Briefly Noted

BEING INDIAN IN HUEYAPAN: A REVISED AND UPDATED EDITION

by Judith Friedlander, 2006, Palgrave Macmillan, 304 pages, $24.95 paperback

In this updated version of her classic 1975 text on culture and identity in Mexico, Judith Friedlander revisits the question of indigenousness and identity politics in the 21st century. Despite the many changes that have occurred in Mexico during the last 30 years, and despite the relative successes of the EZLN and in creating a “voice” for Mexico’s indigenous, she remains skeptical about the use of identity as an organizing strategy to combat the oppression that indigenous communities have faced for centuries, particularly as those strategies are now complicated by the onset of neoliberal globalization. Perhaps most interestingly, Friedlander has once again taken stock of the role of the anthropologist in Mexico, providing a brief but informative history of the field and reconsidering her original injunction against field research in developing countries and her call for a focus on “questions closer to home.”

Examining the question of North America’s role in indigenous communities is no less relevant today than it was 30 years ago, particularly given the North American activist interest in the recent mobilizations in Oaxaca. The essential skepticism of this book, and the history it provides around the construction of “Indianness,” should be essential reading for the North American solidarity activists.

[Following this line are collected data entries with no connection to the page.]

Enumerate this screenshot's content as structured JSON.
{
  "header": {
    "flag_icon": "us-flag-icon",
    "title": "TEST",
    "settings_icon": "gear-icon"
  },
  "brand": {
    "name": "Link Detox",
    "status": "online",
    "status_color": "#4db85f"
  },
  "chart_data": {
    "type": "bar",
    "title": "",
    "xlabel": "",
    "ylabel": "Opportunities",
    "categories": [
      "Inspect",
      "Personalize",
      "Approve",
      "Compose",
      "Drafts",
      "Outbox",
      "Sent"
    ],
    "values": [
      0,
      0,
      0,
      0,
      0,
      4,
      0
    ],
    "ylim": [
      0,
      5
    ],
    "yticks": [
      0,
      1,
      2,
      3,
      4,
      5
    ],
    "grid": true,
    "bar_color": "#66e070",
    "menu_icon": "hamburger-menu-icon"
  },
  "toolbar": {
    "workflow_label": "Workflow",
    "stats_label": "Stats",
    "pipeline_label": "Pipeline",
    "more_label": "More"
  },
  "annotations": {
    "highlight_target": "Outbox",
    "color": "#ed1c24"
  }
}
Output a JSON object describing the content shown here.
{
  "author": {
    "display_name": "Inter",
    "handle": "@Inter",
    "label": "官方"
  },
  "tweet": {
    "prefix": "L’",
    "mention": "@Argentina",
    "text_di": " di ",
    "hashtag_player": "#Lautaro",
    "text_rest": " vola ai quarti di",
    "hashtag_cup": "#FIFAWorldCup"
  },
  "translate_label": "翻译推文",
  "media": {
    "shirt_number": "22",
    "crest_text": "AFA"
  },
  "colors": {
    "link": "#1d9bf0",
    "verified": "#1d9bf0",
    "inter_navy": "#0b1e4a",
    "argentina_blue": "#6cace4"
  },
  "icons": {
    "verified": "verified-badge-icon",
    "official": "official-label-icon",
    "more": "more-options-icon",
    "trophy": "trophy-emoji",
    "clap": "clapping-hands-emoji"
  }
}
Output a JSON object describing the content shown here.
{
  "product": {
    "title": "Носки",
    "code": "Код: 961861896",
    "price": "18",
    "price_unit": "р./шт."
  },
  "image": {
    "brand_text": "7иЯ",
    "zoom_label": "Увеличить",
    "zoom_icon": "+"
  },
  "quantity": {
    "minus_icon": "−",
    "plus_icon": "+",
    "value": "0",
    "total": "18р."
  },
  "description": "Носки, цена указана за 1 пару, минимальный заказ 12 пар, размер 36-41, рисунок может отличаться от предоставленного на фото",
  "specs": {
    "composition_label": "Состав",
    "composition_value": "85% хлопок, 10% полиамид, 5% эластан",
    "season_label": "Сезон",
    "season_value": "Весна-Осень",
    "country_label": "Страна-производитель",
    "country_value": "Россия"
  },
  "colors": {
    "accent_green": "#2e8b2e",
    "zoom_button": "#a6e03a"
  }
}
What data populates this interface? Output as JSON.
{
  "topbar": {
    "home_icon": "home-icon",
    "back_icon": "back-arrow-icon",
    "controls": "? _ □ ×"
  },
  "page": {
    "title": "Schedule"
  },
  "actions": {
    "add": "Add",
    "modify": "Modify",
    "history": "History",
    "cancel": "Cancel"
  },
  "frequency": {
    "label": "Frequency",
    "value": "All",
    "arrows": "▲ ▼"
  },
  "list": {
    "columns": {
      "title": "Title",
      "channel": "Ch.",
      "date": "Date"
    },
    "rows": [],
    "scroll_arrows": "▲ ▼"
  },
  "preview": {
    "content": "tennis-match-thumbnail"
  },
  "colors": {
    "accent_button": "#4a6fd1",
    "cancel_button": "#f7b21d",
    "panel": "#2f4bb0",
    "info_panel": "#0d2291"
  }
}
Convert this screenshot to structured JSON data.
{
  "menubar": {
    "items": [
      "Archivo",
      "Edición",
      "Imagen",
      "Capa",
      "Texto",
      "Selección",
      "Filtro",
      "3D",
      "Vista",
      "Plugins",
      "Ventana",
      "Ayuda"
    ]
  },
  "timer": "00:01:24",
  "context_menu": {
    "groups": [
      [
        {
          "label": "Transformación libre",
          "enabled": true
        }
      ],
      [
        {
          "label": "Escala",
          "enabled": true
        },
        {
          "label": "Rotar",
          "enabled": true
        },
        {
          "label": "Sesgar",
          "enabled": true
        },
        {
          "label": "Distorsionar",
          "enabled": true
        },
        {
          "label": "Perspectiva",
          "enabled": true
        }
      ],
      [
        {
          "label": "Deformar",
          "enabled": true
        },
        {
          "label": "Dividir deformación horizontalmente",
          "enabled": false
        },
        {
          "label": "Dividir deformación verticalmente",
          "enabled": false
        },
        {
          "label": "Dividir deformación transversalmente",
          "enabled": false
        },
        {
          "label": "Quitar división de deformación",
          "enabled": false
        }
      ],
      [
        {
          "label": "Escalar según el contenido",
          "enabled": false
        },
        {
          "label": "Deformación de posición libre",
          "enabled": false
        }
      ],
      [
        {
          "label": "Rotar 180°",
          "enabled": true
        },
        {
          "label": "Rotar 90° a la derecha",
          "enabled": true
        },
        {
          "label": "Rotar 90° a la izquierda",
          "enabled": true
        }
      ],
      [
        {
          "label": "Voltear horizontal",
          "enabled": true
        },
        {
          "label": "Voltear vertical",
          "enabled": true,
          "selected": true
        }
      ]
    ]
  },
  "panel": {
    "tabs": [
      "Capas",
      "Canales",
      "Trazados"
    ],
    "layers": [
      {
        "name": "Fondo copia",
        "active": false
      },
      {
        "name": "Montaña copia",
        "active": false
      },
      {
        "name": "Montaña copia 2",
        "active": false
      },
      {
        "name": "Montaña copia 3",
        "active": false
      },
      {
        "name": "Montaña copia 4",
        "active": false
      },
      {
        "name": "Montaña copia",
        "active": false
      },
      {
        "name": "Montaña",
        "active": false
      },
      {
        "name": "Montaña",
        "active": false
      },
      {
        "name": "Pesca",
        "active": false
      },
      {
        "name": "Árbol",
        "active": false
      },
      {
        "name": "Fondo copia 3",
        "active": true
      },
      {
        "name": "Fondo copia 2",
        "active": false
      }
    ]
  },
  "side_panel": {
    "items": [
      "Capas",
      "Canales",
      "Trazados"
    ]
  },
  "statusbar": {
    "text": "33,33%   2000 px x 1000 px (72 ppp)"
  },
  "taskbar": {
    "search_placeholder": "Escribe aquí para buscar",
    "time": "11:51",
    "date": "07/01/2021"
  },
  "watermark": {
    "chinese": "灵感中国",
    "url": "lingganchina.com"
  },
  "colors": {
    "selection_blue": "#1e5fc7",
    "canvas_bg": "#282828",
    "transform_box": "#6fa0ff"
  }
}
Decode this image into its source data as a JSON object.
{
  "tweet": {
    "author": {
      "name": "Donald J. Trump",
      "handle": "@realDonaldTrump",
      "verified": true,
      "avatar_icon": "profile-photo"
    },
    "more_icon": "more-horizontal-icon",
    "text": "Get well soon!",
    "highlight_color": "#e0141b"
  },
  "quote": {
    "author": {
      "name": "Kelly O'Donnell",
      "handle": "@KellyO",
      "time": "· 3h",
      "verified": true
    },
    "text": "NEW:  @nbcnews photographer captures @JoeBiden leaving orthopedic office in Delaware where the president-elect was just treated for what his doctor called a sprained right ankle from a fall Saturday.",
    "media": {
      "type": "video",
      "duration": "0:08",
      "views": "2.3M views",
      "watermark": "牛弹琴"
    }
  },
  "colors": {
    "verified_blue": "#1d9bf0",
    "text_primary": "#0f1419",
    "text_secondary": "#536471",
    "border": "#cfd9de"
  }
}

ANOTHER ARABESQUE: SYRIAN-LEBANESE IDENTITY IN NEOLIBERAL BRAZIL

by John Tofik Karam, 2007, Temple University Press, 232 pages, $24.95 paperback

Tracing the construction of arab ethnicity and the role of Brazilians of Arab descent in the neoliberal period, John Tofik Karam demonstrates how Arab identity has been fostered in the context of market logistics and trade ties between Brazil and the Middle East and North Africa. He describes in detail how Arab identity has intensified under liberalization, and how organizations such as the Arab Brazilian Chamber of Commerce have harnessed the “alleged commercial propensities” of Middle Easterners to bolster export markets and thereby Brazilian economic development. “Once disparaged as economic pariahs and still questioned as sly store owners, Middle Easterners have also gained recognition as the parceiros (partners) of national and state elites in Brazil,” Karam writes.

This exhaustive ethnography approaches Arab Brazilian lives as an interconnected whole, examining not only business but also politics, marriage and interpersonal relationships, leisure and tourism. In the context of Brazilian “racial democracy,” Karam details the ways in which ethnicity has been subsumed into a market model, and the mechanisms through which Arab identity has been commodified and the Arab community “made into a consumer niche” within Brazil.

DISSIDENT WOMEN: GENDER AND CULTURAL POLITICS IN CHIAPAS

Speed, Hernández Castillo and Stephen, eds., 2006, University of Texas Press, 318 pages, $22.95 paperback

This edited volume traces the ways in which women participants in struggles for land and representation have begun to “demand the democratization of gender relations within the family, the community, and social and political organizations,” as well. Situated specifically within the post-NAFTA context of southern Mexico in the neoliberal period, the book begins with key primary documents relating to the position of women within the EZLN specifically, and within indigenous culture more broadly. By taking an overall look at how gender has been incorporated into discussions of indigenous identity and rights, and examining the genealogy of women’s organizing in Chiapas both before and after 1994, the authors provide a framework within which to analyze the case studies that follow, which examine particular campaigns and mobilizations by women around issues such as domestic violence and women’s health.

The book follows the lives of women and organizations that, the editors admit, might not consider themselves feminists or leftists. But, they say, these women are “dissidents across many spheres of life,” and in attempting to build a national indigenous women’s movement, they are fighting to bring justice to their lives, communities and nation.